I think my standing desk also enabled me to get stronger on my bike because my back isn't nearly as bad as it was in 2012 or for the three years after emergency back surgery in 2004, which kick-started my back discomfort.

Last year, my world changed again when elbow pain was diagnosed as collapsed neck disks. Now, not only sitting, but mousing was excruciating!!!

More desk adjustments came. I got a padded mouse pad and an ergonomic mouse for both home and work. I had to draw upon neck traction for months.

Things are much better now, but computer mousing for extended projects still is a literal pain in the neck. And elbow...

After two sets of family portraits this fall and a renewed bout of sciatic pain, I decided I needed a standing desk at home. When I ordered the desk on Amazon, the typical "you might be interested in this, too" suggestive sell ploy revealed a series of standing desk foot pads. I have never tried one of those, so I read reviews and checked around with co-workers who have converted to standing desks after my success. I went ahead and ordered an uneven gel standing pad designed to enable longer periods of standing.
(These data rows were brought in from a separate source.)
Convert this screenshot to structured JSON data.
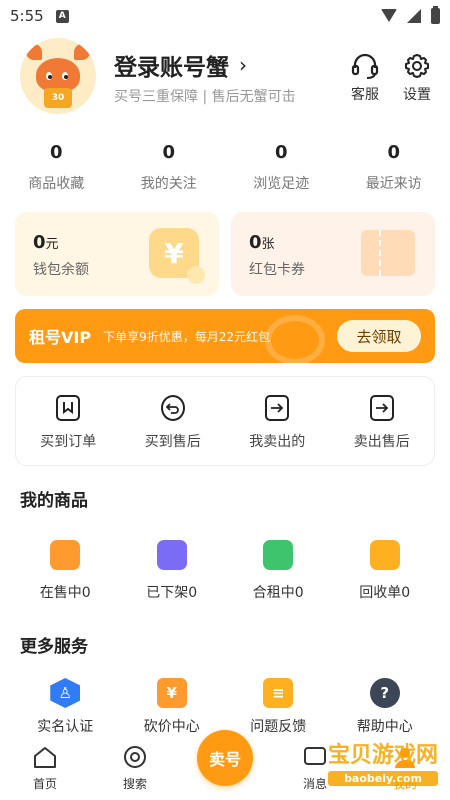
{
  "status_bar": {
    "time": "5:55",
    "notif_letter": "A"
  },
  "profile": {
    "title": "登录账号蟹",
    "chevron": "›",
    "subtitle": "买号三重保障 | 售后无蟹可击",
    "avatar_badge": "30"
  },
  "top_actions": {
    "service_label": "客服",
    "settings_label": "设置"
  },
  "stats": [
    {
      "value": "0",
      "label": "商品收藏"
    },
    {
      "value": "0",
      "label": "我的关注"
    },
    {
      "value": "0",
      "label": "浏览足迹"
    },
    {
      "value": "0",
      "label": "最近来访"
    }
  ],
  "wallet": {
    "balance_value": "0",
    "balance_unit": "元",
    "balance_label": "钱包余额",
    "coupon_value": "0",
    "coupon_unit": "张",
    "coupon_label": "红包卡券",
    "yen_symbol": "¥"
  },
  "vip": {
    "title": "租号VIP",
    "desc": "下单享9折优惠，每月22元红包",
    "button": "去领取"
  },
  "orders": [
    {
      "label": "买到订单",
      "icon": "bookmark-icon"
    },
    {
      "label": "买到售后",
      "icon": "return-icon"
    },
    {
      "label": "我卖出的",
      "icon": "arrow-right-icon"
    },
    {
      "label": "卖出售后",
      "icon": "arrow-right-icon"
    }
  ],
  "goods_section": {
    "title": "我的商品"
  },
  "goods": [
    {
      "label": "在售中0",
      "color": "#ff9a2e"
    },
    {
      "label": "已下架0",
      "color": "#7a6cf5"
    },
    {
      "label": "合租中0",
      "color": "#3ec46d"
    },
    {
      "label": "回收单0",
      "color": "#ffb020"
    }
  ],
  "services_section": {
    "title": "更多服务"
  },
  "services": [
    {
      "label": "实名认证",
      "color": "#2f7cf6",
      "glyph": "♙"
    },
    {
      "label": "砍价中心",
      "color": "#ff9a2e",
      "glyph": "¥"
    },
    {
      "label": "问题反馈",
      "color": "#ffb020",
      "glyph": "≡"
    },
    {
      "label": "帮助中心",
      "color": "#3d4656",
      "glyph": "?"
    }
  ],
  "tabbar": {
    "home": "首页",
    "search": "搜索",
    "sell": "卖号",
    "message": "消息",
    "mine": "我的"
  },
  "watermark": {
    "main": "宝贝游戏网",
    "sub": "baobeiy.com"
  },
  "colors": {
    "accent": "#ff9a12"
  }
}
Two days later, my standing desk was on my porch waiting for me when I got off work. I had imagined setting it up on my old sewing machine desk (because I've been sewing on the dining room table for two or three years now). I did not think to measure the desk, which I've had since I was about 16 years old. It is about four inches too narrow for the standing desk. So I used the cardboard box the standing desk came in to prop up the standing desk on my old sewing desk. I couldn't put a lot of weight on my laptop without crushing the box, and it wasn't the most steady foundation I've ever used, but it would work until I could figure out something else.
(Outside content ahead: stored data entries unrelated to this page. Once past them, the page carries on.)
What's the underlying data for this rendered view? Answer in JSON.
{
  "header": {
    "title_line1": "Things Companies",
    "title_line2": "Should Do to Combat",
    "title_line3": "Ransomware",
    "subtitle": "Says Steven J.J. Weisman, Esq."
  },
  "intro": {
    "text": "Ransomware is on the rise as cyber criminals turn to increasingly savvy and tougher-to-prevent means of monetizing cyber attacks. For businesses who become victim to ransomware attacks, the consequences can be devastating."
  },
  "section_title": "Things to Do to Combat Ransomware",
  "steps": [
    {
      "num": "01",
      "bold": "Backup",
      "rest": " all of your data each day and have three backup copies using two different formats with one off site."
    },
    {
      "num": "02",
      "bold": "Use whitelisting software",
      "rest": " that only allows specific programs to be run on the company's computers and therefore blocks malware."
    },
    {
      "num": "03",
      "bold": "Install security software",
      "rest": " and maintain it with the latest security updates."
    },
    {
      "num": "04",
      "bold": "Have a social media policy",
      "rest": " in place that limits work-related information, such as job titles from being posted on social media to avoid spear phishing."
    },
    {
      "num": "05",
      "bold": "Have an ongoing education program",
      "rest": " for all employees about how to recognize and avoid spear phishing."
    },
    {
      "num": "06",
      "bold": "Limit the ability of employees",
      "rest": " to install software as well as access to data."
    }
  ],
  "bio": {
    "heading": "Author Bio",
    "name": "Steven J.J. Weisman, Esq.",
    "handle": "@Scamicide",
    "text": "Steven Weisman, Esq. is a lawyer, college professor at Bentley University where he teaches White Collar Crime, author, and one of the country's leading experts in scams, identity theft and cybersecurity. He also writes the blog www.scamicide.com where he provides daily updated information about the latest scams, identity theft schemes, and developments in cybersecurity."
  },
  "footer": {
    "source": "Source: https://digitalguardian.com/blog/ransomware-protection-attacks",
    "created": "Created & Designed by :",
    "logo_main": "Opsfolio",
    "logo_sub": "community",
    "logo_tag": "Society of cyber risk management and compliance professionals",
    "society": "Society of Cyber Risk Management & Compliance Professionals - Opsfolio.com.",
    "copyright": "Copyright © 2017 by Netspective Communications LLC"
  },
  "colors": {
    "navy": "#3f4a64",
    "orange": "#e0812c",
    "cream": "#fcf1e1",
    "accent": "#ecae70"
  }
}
The next day, my standing pad was on my porch waiting for me when I got off work. I didn't have to adjust anything to begin using it. After just one night of typing in my journal with the new (wobbly) standing desk and the new standing pad, I was hooked, and I immediately ordered another identical standing pad for work.

I asked Lizard if he could cut me a piece of plywood to serve as the standing desk base on top of my sewing desk, and he took care of that the following weekend.

I can stand for hours while working on my laptop now! Between the solid foundation, the comfortable computer position and the awesome standing pad, I no longer have to sit to type at home. I LOVE IT!!!

I told Lizard I might have to get another full-size standing desk for my sewing machine now. Plus the standing pad...

I know, the last thing on earth anyone wants to do is have a reason to spend even more time on a computer, but Photoshopping is once again a joy for me, and I hope to show some beautiful proof soon!